Tellurian Drama (2020)
Tellurian Drama Riar Rizaldi Indonesia/Hong Kong SARdigital 26.5 min2020
On May 5, 1923, the Dutch colonial government erected a VLF radio telegraphic transmitter in West Java, one of the most powerful arc transmitters ever built, with the mission of projecting airwaves back to the Netherlands. In March 2020, the present-day Indonesian government embarked on its plan to reactivate the ruins of the station as a historic site and tourist attraction. Radio Malabar was originally constructed in an area traditionally known as Parahyang (the abode of hyang). “Hyang” has its roots in indigenous animism, describing either divine or ancestral entities who possess supernatural powers and invisibly inhabit high places such as hills, mountains, and volcanoes. Tellurian Drama explores the living landscape surrounding Mount Papandayan and Mount Puntang, the complex stratovolcano in West Java used as a suspension point for the transmitter. It tracks the story of Radio Malabar’s enmeshment with cascading histories of colonial rule, ancient Indigenous spiritual belief, and ecological resistance movements across the 20th and 21st centuries. Examining colonial ruins as an apparatus for geoengineering technologies, Rizaldi’s soundtrack composed with Sudanese musician Iman Jimbot, also gives voice to the mountain as a central character in the film’s narrative: the mountain as conductor of ancestral presence.

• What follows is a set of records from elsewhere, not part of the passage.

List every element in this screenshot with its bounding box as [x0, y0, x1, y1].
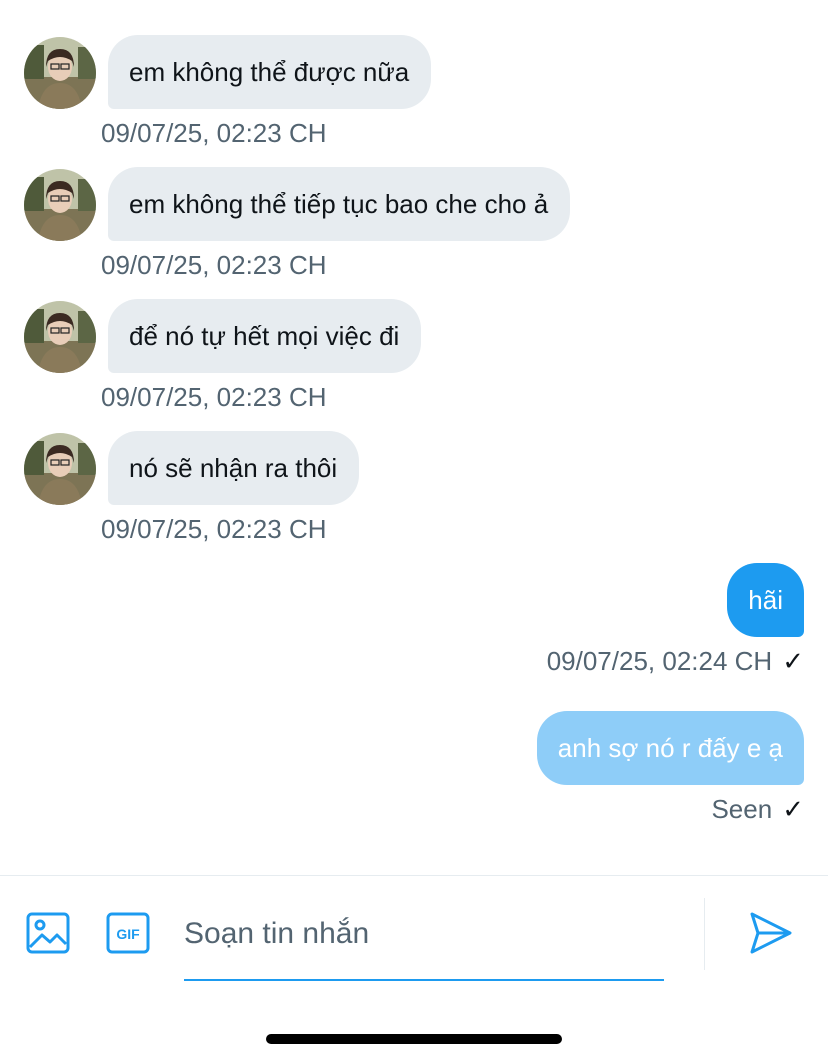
composer-separator	[704, 898, 705, 970]
avatar[interactable]	[24, 37, 96, 109]
avatar[interactable]	[24, 301, 96, 373]
message-timestamp: 09/07/25, 02:23 CH	[101, 382, 327, 412]
send-icon[interactable]	[748, 910, 794, 956]
message-bubble-outgoing[interactable]: hãi	[727, 563, 804, 637]
seen-status: Seen	[711, 794, 773, 824]
message-input[interactable]: Soạn tin nhắn	[184, 905, 664, 981]
message-bubble-incoming[interactable]: nó sẽ nhận ra thôi	[108, 431, 360, 505]
image-icon[interactable]	[26, 911, 70, 955]
message-timestamp: 09/07/25, 02:24 CH	[546, 646, 773, 676]
message-timestamp: 09/07/25, 02:23 CH	[101, 118, 327, 148]
message-meta: 09/07/25, 02:24 CH ✓	[547, 644, 804, 678]
composer-divider	[0, 875, 828, 876]
message-bubble-incoming[interactable]: em không thể tiếp tục bao che cho ả	[108, 167, 571, 241]
message-bubble-incoming[interactable]: để nó tự hết mọi việc đi	[108, 299, 422, 373]
gif-icon-graphic: GIF	[106, 912, 150, 954]
message-timestamp: 09/07/25, 02:23 CH	[101, 250, 327, 280]
avatar[interactable]	[24, 433, 96, 505]
checkmark-icon: ✓	[782, 646, 804, 676]
avatar-image	[24, 169, 96, 241]
svg-text:GIF: GIF	[116, 926, 140, 942]
avatar-image	[24, 37, 96, 109]
checkmark-icon: ✓	[782, 794, 804, 824]
message-bubble-outgoing[interactable]: anh sợ nó r đấy e ạ	[536, 711, 804, 785]
avatar-image	[24, 433, 96, 505]
avatar-image	[24, 301, 96, 373]
message-bubble-incoming[interactable]: em không thể được nữa	[108, 35, 432, 109]
home-indicator[interactable]	[266, 1034, 562, 1044]
dm-conversation: em không thể được nữa 09/07/25, 02:23 CH…	[0, 0, 828, 1060]
send-icon-graphic	[750, 912, 792, 954]
gif-icon[interactable]: GIF	[106, 911, 150, 955]
avatar[interactable]	[24, 169, 96, 241]
message-meta: Seen ✓	[711, 792, 804, 826]
image-icon-graphic	[26, 912, 70, 954]
message-timestamp: 09/07/25, 02:23 CH	[101, 514, 327, 544]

This film is available to stream globally.
This film is co-presented with Mothlight Microcinema.
Image credits: all artworks, stills, and portraits courtesy of the artist © Riar Rizaldi.
about the artist
Riar Rizaldi (Indonesia/Hong Kong SAR) is an artist, filmmaker, and curator born in Bandung, Indonesia in 1990. His videos, installations, performances, and radio plays focus on the relationships between capitalism, technology, extractivism, and theoretical fiction. He received a BFA in Digital Filmmaking from Middlesex University London (2014), and an MA in Creative Art Practice from Newcastle University (2016). He is pursuing a PhD at the School of Creative Media, City University of Hong Kong. His recent films, including Kasiterit (2019), Tellurian Drama (2020), and Becquerel (2021), have been exhibited widely at festivals, museums, and galleries internationally, including the National Gallery of Indonesia, Centre Pompidou, Locarno Film Festival, Bangkok Underground Film Festival, BFI Southbank, DOK Leipzig, Guangdong Times Museum, Asian Film Archive, Documenta Madrid, Images Festival, Centro Audiovisual Max Stahl Timor-Leste, Asia-Pacific Triennial of Performing Arts, Cinéma du Réel, Kyiv International Short Film Festival, Birkbeck Institute for the Moving Image, Moscow International Experimental Film Festival, Singapore International Film Festival, Centre National du Cinéma, Viennale, and the Yayasan Biennale Yogyakarta, among others. He is the recipient of awards and accolades, including the Newcastle Institute of Creative Art Practice Award (2016); Silver Screen Award for Best Southeast Asian Short Film, Singapore International Film Festival; Best Short Film, Lausanne Underground Film & Music Festival (2020); and the Hubert Bals Fund, International Film Festival Rotterdam (2021). His film Ghosts Like Us (2020) was voted Top Ten Video Essays, Sight & Sound (2020). Writing about his practice has appeared in Map Magazine, Ocula, Variety, The Jakarta Post, and elsewhere. He has curated projects for ARKIPEL – Jakarta International Documentary and Experimental Film Festival, Jogja National Museum, and NTT InterCommunication Center in Tokyo. Rizaldi is co-founder of the art collective SALON, a platform for experimentation in the fields of media, performance, and improvisation in Bandung, Indonesia. He lives and works between Indonesia and Hong Kong.